Menariknya, riwayat kunjungan ke Israel ini ternyata bukan hal baru bagi internal PBNU. Meskipun publikasi mengenai pertemuannya dengan Netanyahu dan para petinggi Israel telah beredar luas, Gus Yahya tetap terpilih sebagai Ketua Umum PBNU dalam Muktamar tahun 2021. Ia menegaskan, para Ketua Cabang dan PWNU yang memilihnya sudah mengetahui rekam jejak tersebut. “Tapi tahun 2021 Muktamar, Ketua Cabang dan PWNU memilih saya. Mereka sudah tahu saya sudah pernah ke Israel, sudah ketemu dengan Netanyahu mereka memilih saya,” ungkapnya. Lebih lanjut, Gus Yahya menjelaskan bahwa pemilihnya memiliki pemahaman mendalam tentang apa yang ia lakukan selama di Yerusalem, bahkan mempersilakan publik untuk menelusuri berbagai unggahan di internet yang mendokumentasikan aktivitasnya kala itu.
Dalam kesempatan tersebut, Gus Yahya secara tegas mengklaim bahwa tujuan utama kunjungannya ke Israel adalah untuk menyuarakan dukungan bagi Palestina. Ia bahkan menyatakan posisinya tersebut secara terang-terangan di berbagai forum di Yerusalem. “Bahwa saya dengan terang-terangan dan tegas di berbagai forum di Yerusalem pada waktu itu, bahkan di depan Netanyahu dalam pertemuan itu, bahwa saya datang ke sini demi Palestina. Itu saya nyatakan di semua kesempatan dan saya tidak akan pernah berhenti dengan posisi ini, apapun yang terjadi,” ujarnya dengan mantap, menunjukkan komitmen tak tergoyahkan terhadap isu Palestina.
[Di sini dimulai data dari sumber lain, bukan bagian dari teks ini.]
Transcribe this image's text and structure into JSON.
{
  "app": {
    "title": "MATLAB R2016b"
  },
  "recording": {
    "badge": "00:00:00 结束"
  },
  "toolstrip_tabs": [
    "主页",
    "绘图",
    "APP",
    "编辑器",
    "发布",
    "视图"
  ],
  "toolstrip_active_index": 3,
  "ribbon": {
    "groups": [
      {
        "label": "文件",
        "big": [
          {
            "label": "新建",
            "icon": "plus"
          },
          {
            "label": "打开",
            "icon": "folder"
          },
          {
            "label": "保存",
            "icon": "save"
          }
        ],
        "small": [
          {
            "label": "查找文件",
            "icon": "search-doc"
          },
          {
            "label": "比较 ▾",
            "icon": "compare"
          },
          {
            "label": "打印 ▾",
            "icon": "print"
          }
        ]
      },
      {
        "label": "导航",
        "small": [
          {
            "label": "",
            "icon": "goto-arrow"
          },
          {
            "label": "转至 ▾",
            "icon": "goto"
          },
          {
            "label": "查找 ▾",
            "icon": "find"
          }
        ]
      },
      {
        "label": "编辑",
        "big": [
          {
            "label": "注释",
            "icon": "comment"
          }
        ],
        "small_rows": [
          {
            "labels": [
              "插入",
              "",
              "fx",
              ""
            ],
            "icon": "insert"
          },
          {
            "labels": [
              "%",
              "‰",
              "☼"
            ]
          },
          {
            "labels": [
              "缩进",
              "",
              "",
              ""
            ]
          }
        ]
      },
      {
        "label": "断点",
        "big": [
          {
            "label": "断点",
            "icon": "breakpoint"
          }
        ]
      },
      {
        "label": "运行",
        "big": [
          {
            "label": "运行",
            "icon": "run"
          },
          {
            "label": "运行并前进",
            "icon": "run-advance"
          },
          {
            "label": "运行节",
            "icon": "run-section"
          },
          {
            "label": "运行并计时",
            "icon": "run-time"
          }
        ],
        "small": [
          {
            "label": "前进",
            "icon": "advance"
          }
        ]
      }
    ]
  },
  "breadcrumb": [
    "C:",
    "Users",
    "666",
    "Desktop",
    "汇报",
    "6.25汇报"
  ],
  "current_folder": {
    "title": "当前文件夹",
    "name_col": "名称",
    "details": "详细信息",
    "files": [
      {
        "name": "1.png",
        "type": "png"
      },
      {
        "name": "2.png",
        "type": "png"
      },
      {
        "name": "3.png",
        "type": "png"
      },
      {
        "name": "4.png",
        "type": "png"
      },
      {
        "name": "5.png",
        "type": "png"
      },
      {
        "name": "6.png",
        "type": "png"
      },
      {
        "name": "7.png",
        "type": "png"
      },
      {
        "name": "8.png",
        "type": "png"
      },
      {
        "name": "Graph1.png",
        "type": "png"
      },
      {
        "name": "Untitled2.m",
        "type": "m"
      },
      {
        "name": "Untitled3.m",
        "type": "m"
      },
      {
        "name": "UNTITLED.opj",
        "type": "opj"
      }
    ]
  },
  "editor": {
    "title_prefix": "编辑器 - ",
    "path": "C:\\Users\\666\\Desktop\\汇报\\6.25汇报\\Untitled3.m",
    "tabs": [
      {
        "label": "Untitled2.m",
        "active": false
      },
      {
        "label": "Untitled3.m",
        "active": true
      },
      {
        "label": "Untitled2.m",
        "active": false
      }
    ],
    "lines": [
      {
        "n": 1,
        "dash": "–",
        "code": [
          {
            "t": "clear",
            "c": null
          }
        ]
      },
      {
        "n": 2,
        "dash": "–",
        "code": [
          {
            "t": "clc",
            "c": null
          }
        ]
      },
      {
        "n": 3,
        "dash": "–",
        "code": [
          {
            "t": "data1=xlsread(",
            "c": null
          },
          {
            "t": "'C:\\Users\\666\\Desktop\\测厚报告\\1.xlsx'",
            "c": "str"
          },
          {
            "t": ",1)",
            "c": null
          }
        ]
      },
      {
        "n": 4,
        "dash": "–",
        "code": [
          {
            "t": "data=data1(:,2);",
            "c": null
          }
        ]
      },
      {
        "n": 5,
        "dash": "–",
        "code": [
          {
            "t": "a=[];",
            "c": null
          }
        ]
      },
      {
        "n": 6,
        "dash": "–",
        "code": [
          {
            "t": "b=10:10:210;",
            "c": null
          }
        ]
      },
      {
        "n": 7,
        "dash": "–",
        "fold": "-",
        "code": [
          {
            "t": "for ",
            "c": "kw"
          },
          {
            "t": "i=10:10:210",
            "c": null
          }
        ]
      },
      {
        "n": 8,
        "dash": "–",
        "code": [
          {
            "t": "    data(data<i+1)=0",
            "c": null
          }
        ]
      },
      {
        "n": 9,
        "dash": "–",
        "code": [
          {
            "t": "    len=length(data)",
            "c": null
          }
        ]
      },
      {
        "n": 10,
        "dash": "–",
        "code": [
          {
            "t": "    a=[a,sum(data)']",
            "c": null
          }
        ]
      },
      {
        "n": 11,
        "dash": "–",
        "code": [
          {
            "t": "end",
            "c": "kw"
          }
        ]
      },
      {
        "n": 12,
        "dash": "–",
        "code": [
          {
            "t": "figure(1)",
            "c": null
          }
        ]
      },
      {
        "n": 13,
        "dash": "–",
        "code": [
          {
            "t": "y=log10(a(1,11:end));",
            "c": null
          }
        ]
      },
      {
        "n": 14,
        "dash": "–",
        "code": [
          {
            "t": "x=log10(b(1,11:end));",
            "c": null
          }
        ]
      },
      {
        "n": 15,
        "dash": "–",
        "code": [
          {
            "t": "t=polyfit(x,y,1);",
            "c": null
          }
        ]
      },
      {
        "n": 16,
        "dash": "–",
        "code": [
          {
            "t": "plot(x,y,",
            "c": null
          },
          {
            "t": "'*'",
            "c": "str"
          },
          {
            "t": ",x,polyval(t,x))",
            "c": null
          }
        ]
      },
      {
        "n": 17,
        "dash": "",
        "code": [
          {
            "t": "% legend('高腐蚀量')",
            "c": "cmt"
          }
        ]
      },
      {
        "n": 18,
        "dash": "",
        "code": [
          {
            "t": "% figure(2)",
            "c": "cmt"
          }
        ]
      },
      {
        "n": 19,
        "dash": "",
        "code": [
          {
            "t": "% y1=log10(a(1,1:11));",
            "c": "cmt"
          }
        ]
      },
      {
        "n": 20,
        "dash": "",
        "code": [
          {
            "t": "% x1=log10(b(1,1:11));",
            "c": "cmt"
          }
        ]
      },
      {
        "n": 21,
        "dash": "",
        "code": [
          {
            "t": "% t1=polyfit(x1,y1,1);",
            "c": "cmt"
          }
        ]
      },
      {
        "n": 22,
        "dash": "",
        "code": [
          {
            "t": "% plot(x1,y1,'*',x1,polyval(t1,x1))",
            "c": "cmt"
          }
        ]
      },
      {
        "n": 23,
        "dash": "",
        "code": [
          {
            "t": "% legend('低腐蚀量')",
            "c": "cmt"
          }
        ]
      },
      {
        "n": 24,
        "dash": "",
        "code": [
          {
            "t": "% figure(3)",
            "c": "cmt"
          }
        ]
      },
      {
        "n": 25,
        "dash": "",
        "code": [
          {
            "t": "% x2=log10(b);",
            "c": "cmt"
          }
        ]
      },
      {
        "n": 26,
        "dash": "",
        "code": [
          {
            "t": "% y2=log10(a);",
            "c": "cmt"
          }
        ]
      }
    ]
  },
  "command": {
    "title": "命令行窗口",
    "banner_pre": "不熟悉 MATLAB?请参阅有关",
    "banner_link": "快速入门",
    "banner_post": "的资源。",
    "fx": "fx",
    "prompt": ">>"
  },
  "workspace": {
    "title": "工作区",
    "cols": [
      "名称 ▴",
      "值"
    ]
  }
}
Pernyataan tegas Gus Yahya ini merupakan respons langsung terhadap surat yang memintanya untuk mengundurkan diri dari jabatannya. Surat tersebut muncul pasca-kontroversi pengundangannya terhadap Peter Berkowitz dalam acara AKN NU. Surat ultimatum tersebut ditandatangani oleh Rais Aam PBNU, KH Miftachul Akhyar, pada tanggal 20 November 2025, setelah melalui musyawarah antara Rais Aam dan dua Wakil Rais Aam.
Adapun isi keputusan dalam surat tersebut sangat jelas dan bersifat mengikat:
KH Yahya Cholil Staquf harus mengundurkan diri dari jabatan Ketua Umum Pengurus Besar Nahdlatul Ulama dalam waktu 3 (tiga) hari terhitung sejak diterimanya keputusan Rapat Harian Syuriyah PBNU.
Jika dalam waktu 3 (tiga) hari tidak mengundurkan diri, Rapat Harian Syuriyah PBNU memutuskan memberhentikan KH Yahya Cholil Staquf sebagai Ketua Umum Pengurus Besar Nahdlatul Ulama.